まあまあ遠景の描写。7artisans 35mm F1.2と比較。
COSINA Voigtlander NOKTON 35mm F1.2 X-mount F1.2
COSINA Voigtlander NOKTON 35mm F1.2 X-mount F5.6
被写体まで10mぐらい離れてるかな。7artisans 35mm F1.2は開放で盛大にゴーストが。F4でもゴーストは消えず、F5.6でやっと目立たなくなった。この辺はハレ切りやフードである程度対策は出来るとは思うが。あるいはゴーストが出やすい方が面白い写真を作れるととらえるか。一方でCOSINA Voigtlander NOKTON 35mm F1.2 X-mountはピントの山を探すのが大変。この写真でも若干ピントを外している感じがする。F5.6まで絞ると、周辺部までCOSINA Voigtlander NOKTON 35mm F1.2 X-mountの方が安定しているようだ。7artisans 35mm F1.2はF5.6でも周辺部が若干流れる。
その他、自由作例。
COSINA Voigtlander NOKTON 35mm F1.2 X-mount F1.2
FSクラシッククローム+グレインエフェクトがあるはずなので描写のサンプルにはならないけど、ドピーカンの晴れと言うコンディションなのでこれでss1/32000(ISO200)。
錆びた機械の質感と立体感はいいと思うのだが、こんな被写体でシャッタースピードカンストするので注意。
COSINA Voigtlander NOKTON 35mm F1.2 X-mount F1.2
トンボを最近接で撮ろうと、ピントリング回しきってジリジリと近づいていくのが楽しい。トンボが逃げそうで逃げないところでピントが微妙なのを何枚か連射。仕上がりはトンボのお尻が背景に溶けていってしまう感じで面白い。似たような感じでF2まで絞るとトンボの頭まではだいぶくっきりになるだろう。

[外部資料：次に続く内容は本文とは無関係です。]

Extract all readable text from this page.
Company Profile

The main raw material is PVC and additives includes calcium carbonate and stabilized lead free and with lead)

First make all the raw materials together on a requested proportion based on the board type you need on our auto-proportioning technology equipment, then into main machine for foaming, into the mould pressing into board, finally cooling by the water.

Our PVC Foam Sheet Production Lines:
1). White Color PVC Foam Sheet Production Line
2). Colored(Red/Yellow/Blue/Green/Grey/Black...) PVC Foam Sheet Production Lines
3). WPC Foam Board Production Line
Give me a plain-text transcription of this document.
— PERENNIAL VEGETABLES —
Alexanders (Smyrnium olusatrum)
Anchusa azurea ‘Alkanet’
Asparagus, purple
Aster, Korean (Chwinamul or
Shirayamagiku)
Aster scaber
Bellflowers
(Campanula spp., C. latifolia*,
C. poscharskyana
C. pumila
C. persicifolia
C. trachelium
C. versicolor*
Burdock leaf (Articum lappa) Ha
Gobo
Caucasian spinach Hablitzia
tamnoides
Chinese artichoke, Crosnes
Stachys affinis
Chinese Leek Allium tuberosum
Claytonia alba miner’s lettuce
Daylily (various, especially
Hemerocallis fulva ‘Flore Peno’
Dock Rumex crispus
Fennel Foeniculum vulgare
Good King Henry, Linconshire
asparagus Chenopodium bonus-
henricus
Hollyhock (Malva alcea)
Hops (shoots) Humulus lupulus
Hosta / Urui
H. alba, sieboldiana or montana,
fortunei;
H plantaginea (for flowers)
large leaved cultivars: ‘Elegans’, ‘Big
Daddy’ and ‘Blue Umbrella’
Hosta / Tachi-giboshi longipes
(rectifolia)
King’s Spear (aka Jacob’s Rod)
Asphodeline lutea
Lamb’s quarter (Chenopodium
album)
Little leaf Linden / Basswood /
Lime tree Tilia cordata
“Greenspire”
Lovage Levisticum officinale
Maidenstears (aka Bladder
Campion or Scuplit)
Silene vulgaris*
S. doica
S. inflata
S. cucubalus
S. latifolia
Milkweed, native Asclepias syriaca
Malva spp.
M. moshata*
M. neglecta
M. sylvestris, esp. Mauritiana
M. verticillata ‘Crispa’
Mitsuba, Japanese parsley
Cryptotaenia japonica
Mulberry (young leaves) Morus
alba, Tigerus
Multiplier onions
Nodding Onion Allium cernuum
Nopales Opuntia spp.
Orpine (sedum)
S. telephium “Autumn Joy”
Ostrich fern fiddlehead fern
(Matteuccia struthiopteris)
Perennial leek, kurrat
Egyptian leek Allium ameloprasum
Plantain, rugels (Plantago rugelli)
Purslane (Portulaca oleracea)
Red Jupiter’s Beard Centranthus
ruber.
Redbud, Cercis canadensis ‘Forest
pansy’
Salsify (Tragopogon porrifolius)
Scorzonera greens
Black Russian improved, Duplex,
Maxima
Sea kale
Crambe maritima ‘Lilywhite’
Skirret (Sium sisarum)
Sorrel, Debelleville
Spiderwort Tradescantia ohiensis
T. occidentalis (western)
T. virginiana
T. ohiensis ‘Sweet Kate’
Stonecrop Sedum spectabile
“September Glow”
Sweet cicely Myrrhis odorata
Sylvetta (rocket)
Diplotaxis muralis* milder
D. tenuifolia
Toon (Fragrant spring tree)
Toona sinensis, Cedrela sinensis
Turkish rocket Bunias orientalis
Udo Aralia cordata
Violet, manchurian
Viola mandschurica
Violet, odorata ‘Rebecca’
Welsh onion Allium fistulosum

COSINA Voigtlander NOKTON 35mm F1.2 X-mount F1.2
COSINA Voigtlander NOKTON 35mm F1.2 X-mount F2
F2ぐらいまで絞って葉脈がぱっきり写ってる方がいいかな。絞りコントロールで遊べる典型例で楽しい。
COSINA Voigtlander NOKTON 35mm F1.2 X-mount F1.2
コスモスのサンプル写真は5チャンネルの方にあげたけど、レンズの届いた時期がそろそろコスモスの終わりの季節だったので今一つだった。ボケはとてもきれい。